Bump your desktop with 3d icons!



Recently in the TED conference, I came across a peculiar innovation. Bumptop, as the creator Anand Agarwala calls it, is a desktop which closely resembles the conventional physical desktops we have at home. It has icons which behave more like tangible objects on our desktop, which can be stretched tossed, pinned on the wall, stacked, arranged, shuffled, and even crumbled and thrown over the corner. The idea looks interesting, but I am not sure, if it will find its way into practical computing.
The young Anand starts by calling Windows desktop as flat and rigid, and though he says, you can sex it up, with more lickable Mac, he calls Mac the same old crap we had for last 30 years. The arrogance soon fades out with his demo of Bumptop. It basically looks like a physical desktop and each icons have physical attributes of real world objects. It basically uses pie menus and lasso selections to quickly select icons from the desktop and apply transformations on it. The physics looks really good, with heavier (bigger) icons actually looking heavier when pushed and tossed, etc.
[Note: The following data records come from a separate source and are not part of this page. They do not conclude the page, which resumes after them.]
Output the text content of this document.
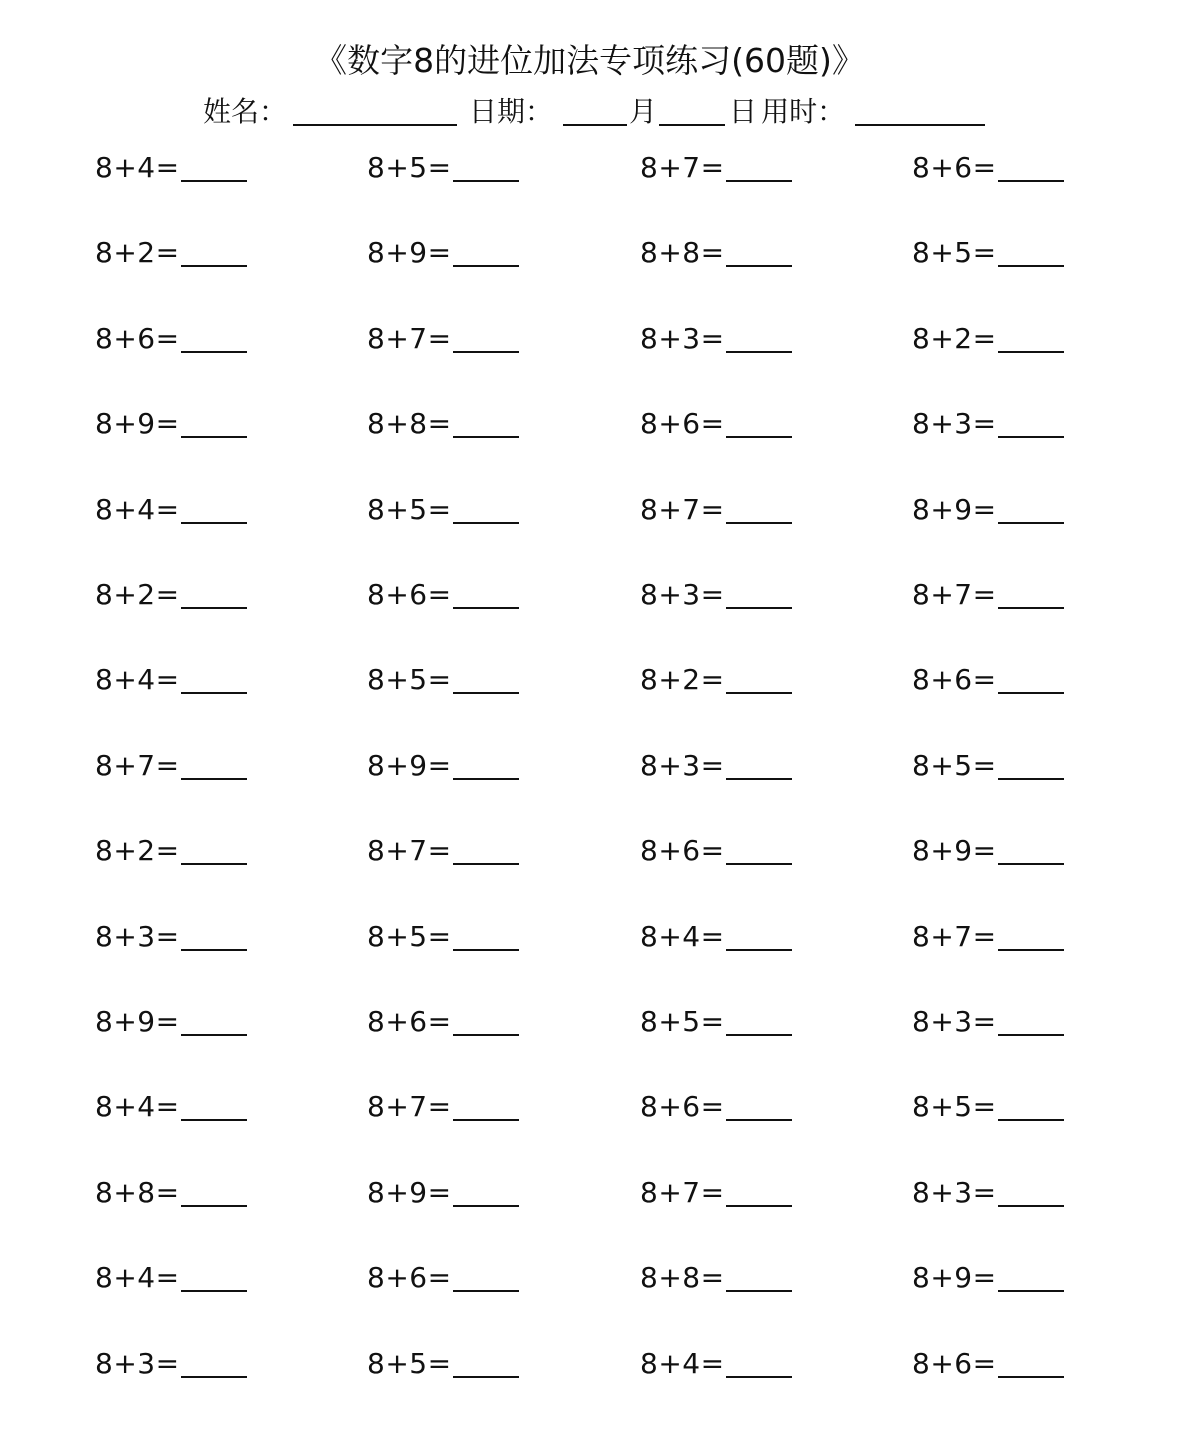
《数字8的进位加法专项练习(60题)》
姓名：	日期：	月	日 用时：
8+4=	8+5=	8+7=	8+6=
8+2=	8+9=	8+8=	8+5=
8+6=	8+7=	8+3=	8+2=
8+9=	8+8=	8+6=	8+3=
8+4=	8+5=	8+7=	8+9=
8+2=	8+6=	8+3=	8+7=
8+4=	8+5=	8+2=	8+6=
8+7=	8+9=	8+3=	8+5=
8+2=	8+7=	8+6=	8+9=
8+3=	8+5=	8+4=	8+7=
8+9=	8+6=	8+5=	8+3=
8+4=	8+7=	8+6=	8+5=
8+8=	8+9=	8+7=	8+3=
8+4=	8+6=	8+8=	8+9=
8+3=	8+5=	8+4=	8+6=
But, the question is why would you want such a messy, 3D desktop, when you have the flat and rigid, by usable, and tidy desktop. It may be the fact that you feel more at home, and relaxed working with a real physical desktop. Or the subtelity and the clarity that it provides may be another reason. Anand maybe able to give more reasons. Anyway I havent yet got the copy of the software which is in private beta, so I cannot comment on its system resource comsuption and speed. I will post updates when I get one.